A charismatic CEO creates confidence.

A popular theme creates confidence.

A rapidly rising stock creates confidence.

But confidence does not change probability.

Many of history's largest investment disasters were investments where confidence reached its highest level.

The Dot-Com Bubble.

Housing Bubble.

SPAC Bubble.

Crypto Mania.

AI speculation.

At the peak, investors were highly confident.

The probabilities were poor.

The best investors understand that confidence and probability are often inversely related.

The Role Of Asymmetry

The greatest investments are often asymmetric.

Meaning:

The upside materially exceeds the downside.

Consider two examples.

Example 1

Upside: 20%

Downside: 20%

Not particularly interesting.

Example 2

Upside: 300%

Downside: 30%

Even if success is uncertain, the second opportunity may be vastly superior.

This is how many of the greatest investments in history were identified.

The market often focuses on what can go wrong.

Great investors focus on whether the reward justifies the risk.

The relationship between upside and downside matters more than certainty.

Why The Oddsmaker Exists

This concept sits at the core of The Oddsmaker.

We are not trying to predict the future.

We are trying to identify situations where:

  • valuation is attractive,

  • business quality is strong,

  • expectations are low,

  • and potential outcomes are favorable.

Likewise, we seek to identify situations where:

  • expectations are extreme,

  • valuations are excessive,

  • and future disappointment becomes increasingly likely.

The objective is not certainty.

The objective is probability.

Every week we evaluate thousands of stocks.

Our goal is simple:

Identify where the odds appear most favorable.

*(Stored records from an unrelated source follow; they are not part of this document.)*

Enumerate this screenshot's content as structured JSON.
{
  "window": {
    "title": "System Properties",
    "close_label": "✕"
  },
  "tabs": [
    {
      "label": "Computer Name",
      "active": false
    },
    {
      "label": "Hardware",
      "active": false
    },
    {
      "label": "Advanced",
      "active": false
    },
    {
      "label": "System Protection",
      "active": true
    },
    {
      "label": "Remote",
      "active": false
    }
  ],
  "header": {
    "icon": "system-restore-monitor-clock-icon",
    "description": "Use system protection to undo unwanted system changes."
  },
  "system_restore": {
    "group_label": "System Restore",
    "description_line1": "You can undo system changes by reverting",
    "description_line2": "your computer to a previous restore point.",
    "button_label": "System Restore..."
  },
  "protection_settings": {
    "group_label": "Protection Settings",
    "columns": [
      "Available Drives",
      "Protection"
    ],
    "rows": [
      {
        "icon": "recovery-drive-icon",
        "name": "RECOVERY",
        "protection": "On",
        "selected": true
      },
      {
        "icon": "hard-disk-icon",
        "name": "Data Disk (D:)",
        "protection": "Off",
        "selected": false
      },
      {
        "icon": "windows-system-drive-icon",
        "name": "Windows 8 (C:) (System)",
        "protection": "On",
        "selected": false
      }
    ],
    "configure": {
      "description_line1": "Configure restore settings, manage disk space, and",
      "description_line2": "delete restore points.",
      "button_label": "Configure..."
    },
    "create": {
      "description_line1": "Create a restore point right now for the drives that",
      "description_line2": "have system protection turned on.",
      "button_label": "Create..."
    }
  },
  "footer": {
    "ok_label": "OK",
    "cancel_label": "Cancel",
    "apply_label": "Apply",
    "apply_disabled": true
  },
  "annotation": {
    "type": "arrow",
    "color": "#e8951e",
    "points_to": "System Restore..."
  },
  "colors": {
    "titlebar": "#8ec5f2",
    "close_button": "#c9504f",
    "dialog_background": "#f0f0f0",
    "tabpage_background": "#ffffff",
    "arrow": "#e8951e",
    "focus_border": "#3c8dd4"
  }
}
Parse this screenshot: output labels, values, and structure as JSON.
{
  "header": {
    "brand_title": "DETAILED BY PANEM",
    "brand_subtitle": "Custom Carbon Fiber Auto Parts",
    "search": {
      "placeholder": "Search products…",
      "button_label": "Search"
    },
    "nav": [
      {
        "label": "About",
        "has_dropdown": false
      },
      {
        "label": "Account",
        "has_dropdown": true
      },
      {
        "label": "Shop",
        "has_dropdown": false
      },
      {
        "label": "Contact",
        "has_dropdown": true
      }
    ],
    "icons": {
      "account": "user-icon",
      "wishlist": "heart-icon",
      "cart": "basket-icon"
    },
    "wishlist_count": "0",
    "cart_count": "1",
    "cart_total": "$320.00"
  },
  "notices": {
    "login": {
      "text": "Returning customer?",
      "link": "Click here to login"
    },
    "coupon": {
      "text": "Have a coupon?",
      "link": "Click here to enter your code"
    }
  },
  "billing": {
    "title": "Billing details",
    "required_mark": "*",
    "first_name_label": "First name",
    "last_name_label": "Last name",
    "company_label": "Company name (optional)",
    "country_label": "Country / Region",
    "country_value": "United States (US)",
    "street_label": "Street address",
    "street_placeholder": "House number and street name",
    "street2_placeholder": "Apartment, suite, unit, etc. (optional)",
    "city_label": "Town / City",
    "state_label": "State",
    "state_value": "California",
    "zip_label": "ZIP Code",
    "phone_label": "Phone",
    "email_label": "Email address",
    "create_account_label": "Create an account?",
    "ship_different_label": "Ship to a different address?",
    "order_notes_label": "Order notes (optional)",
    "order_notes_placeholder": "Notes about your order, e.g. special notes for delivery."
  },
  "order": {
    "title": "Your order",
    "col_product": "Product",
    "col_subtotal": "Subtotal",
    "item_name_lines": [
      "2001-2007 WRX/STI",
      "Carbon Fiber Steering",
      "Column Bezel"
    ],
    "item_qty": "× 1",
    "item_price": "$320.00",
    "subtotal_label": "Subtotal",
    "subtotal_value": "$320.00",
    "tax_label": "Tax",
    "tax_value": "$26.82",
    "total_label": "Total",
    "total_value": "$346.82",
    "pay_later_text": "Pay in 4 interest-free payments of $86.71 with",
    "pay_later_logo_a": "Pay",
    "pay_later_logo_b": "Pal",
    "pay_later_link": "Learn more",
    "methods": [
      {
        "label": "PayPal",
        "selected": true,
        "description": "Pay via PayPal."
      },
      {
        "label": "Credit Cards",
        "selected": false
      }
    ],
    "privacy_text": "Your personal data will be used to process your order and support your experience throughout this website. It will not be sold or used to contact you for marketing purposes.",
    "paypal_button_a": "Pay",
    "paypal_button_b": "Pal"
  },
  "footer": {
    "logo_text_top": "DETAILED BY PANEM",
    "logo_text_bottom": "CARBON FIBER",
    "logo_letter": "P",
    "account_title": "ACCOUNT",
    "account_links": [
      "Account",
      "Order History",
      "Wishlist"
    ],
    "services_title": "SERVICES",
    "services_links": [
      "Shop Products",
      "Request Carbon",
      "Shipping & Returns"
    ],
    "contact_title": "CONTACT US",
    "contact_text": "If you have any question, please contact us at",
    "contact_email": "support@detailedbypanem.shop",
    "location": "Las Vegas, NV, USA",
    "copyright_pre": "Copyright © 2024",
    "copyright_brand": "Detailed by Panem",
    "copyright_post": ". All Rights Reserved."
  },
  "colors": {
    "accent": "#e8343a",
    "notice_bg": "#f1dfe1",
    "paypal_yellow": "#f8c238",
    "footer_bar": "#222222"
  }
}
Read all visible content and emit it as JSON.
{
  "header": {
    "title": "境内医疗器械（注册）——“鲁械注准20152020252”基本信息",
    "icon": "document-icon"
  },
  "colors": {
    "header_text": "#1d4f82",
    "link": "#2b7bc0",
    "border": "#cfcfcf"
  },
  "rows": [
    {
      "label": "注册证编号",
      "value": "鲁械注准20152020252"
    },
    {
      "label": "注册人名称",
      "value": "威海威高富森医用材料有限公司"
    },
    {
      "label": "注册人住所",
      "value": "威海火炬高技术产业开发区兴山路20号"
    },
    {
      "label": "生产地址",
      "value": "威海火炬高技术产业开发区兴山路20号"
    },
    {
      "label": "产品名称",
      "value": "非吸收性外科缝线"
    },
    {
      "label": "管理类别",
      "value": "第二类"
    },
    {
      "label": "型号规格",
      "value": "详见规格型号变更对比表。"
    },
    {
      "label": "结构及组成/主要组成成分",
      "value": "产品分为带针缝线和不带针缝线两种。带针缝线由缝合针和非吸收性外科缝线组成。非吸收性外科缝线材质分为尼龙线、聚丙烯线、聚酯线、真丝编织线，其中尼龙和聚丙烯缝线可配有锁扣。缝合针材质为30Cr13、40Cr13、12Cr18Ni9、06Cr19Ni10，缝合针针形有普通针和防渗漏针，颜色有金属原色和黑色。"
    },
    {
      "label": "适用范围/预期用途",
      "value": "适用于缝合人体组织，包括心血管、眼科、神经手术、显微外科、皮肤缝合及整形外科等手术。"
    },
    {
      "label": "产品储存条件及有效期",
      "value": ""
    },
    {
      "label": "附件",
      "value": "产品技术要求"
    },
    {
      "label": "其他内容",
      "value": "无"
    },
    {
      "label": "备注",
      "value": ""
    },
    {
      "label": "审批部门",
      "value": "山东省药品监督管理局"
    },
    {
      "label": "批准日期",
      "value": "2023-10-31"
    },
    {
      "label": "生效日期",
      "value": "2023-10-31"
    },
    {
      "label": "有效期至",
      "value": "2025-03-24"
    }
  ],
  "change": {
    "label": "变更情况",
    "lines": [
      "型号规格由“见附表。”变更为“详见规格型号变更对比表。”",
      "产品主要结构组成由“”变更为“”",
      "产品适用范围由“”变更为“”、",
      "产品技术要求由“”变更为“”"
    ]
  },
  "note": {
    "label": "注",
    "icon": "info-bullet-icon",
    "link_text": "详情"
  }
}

The Best Investors Are Professional Oddsmakers

Every successful investor is ultimately an oddsmaker.

Some use financial statements.

Some use quantitative models.

Some use behavioral psychology.

Some use industry expertise.

But they are all attempting to answer the same question:

What are the odds?

And are those odds reflected in the current price?

That question matters more than any prediction.

Because investing is not a game of certainty.

It is a game of probabilities.

The investors who understand that distinction gain a powerful advantage over those who do not.

Final Thought

The future will always be uncertain.

Markets will always be volatile.

Predictions will always fail.

But probabilities endure.

The goal is not to know what will happen.

The goal is to consistently place capital where the odds are in your favor.

Over time, that small edge can become extraordinary.

That is how casinos win.

That is how great investors win.

And that is the philosophy behind The Oddsmaker.